Will the [combination prove to be more efficacious than docetaxel]? It is hard to say. Lenvatinib has toxicity of its own. [Regardless,] it is a reasonable trial question. I personally worry a little bit that we do not know why our patients are resistant. What are the mechanisms of resistance? That will limit us to some extent. However, again, science can only do so much. You must take your best hypotheses and test them in clinical study, and that is what is being done here.

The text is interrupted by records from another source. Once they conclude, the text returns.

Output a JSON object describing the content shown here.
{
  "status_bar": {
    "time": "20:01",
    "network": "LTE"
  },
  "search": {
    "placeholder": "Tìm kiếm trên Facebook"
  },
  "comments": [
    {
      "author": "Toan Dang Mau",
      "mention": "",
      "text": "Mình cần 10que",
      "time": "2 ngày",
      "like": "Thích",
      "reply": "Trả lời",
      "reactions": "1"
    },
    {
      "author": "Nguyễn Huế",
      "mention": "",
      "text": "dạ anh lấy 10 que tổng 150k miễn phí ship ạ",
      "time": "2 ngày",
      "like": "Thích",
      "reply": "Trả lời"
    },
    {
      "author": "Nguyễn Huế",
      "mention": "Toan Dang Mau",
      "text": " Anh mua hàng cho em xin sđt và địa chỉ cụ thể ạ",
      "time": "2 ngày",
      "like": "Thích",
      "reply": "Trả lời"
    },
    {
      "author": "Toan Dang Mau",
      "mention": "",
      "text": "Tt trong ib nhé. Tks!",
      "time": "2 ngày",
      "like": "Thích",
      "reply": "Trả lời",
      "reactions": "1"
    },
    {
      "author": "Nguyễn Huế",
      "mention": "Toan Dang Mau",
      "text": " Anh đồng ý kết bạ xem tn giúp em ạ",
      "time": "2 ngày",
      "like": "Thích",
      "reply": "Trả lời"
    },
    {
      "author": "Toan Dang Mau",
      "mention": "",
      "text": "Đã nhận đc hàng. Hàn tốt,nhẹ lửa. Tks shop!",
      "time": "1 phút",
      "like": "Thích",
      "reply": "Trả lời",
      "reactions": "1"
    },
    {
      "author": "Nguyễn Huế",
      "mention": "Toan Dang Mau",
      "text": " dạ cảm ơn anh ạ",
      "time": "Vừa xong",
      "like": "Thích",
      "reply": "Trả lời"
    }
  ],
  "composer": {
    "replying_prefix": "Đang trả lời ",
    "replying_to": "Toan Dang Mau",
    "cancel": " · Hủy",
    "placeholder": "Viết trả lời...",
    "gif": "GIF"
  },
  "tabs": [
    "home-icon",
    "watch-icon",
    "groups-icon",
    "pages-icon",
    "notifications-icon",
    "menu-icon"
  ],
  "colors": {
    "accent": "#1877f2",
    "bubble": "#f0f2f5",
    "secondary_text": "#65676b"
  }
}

There is a drug called sitravatinib [Sitra], which is a [spectrum-selective TKI targeting TAM receptors], but it also [targets] VEGF. [The agent] is being looked at [in combination] with nivolumab. [The phase 3 SAPPHIRE trial (NCT03906071) is examining] sitravatinib plus nivolumab vs docetaxel [in patients with advanced nonsquamous NSCLC]. That trial has been going on for a while, so hopefully that phase 3 [study] will report at some point.
Also, ramucirumab [Cyramza], a VEGFR-2 antibody, has been combined with pembrolizumab. We [evaluated] that in our phase 2 Lung-MAP trial [NCT03971474]. Those data should [read out] at [the 2022] ASCO Annual Meeting.

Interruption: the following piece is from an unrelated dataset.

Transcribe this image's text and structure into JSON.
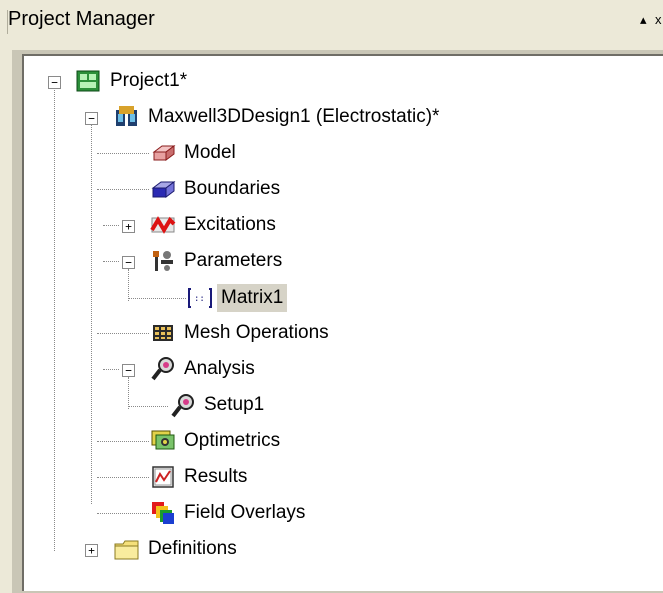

Several other [combinations are also under exploration]. Bevacizumab [Avastin] is being explored [in combination with atezolizumab [Tecentriq] and chemotherapy] in the phase 3 IMpower150 trial [NCT02366143], so we are adding VEGF-[targeted therapy] in that way. Some other [anti]–VEGFR-2 [agents are also being explored]. This is a common pathway; it has been done renal cancer because those tumors are driven by von Hippel-Lindau syndrome.

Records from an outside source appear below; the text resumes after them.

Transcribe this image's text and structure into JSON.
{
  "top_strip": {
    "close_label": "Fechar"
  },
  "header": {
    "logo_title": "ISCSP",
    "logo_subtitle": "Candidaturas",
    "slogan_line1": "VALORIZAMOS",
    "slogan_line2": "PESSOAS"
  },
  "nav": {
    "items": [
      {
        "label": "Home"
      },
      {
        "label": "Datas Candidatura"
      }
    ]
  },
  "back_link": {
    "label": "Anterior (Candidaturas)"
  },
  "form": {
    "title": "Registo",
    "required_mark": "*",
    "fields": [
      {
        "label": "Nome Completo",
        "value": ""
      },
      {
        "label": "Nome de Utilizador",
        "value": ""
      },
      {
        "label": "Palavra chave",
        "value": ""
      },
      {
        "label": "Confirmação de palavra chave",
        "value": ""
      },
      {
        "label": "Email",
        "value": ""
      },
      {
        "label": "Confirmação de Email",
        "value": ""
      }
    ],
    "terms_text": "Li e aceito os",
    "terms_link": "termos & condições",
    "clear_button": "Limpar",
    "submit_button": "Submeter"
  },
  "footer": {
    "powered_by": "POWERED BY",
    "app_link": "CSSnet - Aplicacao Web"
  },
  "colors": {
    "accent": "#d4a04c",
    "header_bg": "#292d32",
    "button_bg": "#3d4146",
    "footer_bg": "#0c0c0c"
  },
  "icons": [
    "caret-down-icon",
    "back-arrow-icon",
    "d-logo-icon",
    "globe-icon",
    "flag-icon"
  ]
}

I would look closely at [efforts focused on] moving drugs to earlier stages of disease. During [the 2022 AACR Annual Meeting,] we saw [results from the phase 3 CheckMate-816 trial (NCT02998528) examining neoadjuvant] nivolumab plus chemotherapy in stage I to III [early-stage NSCLC], which showed a remarkable improvement in event-free survival, improved response rate, and improved molecular response rate [over chemotherapy alone]. Although survival [data are] not quite mature yet, it certainly was trending in the right direction.
We have adjuvant atezolizumab now. Adjuvant pembrolizumab is not yet approved, but [we saw] a positive trial. We have adjuvant osimertinib [based on data from] a trial that I was closely involved with, the phase 3 ADAURA trial [NCT02511106]. All the best drugs, the targeted therapies, are moving to earlier-stage disease. That is the future.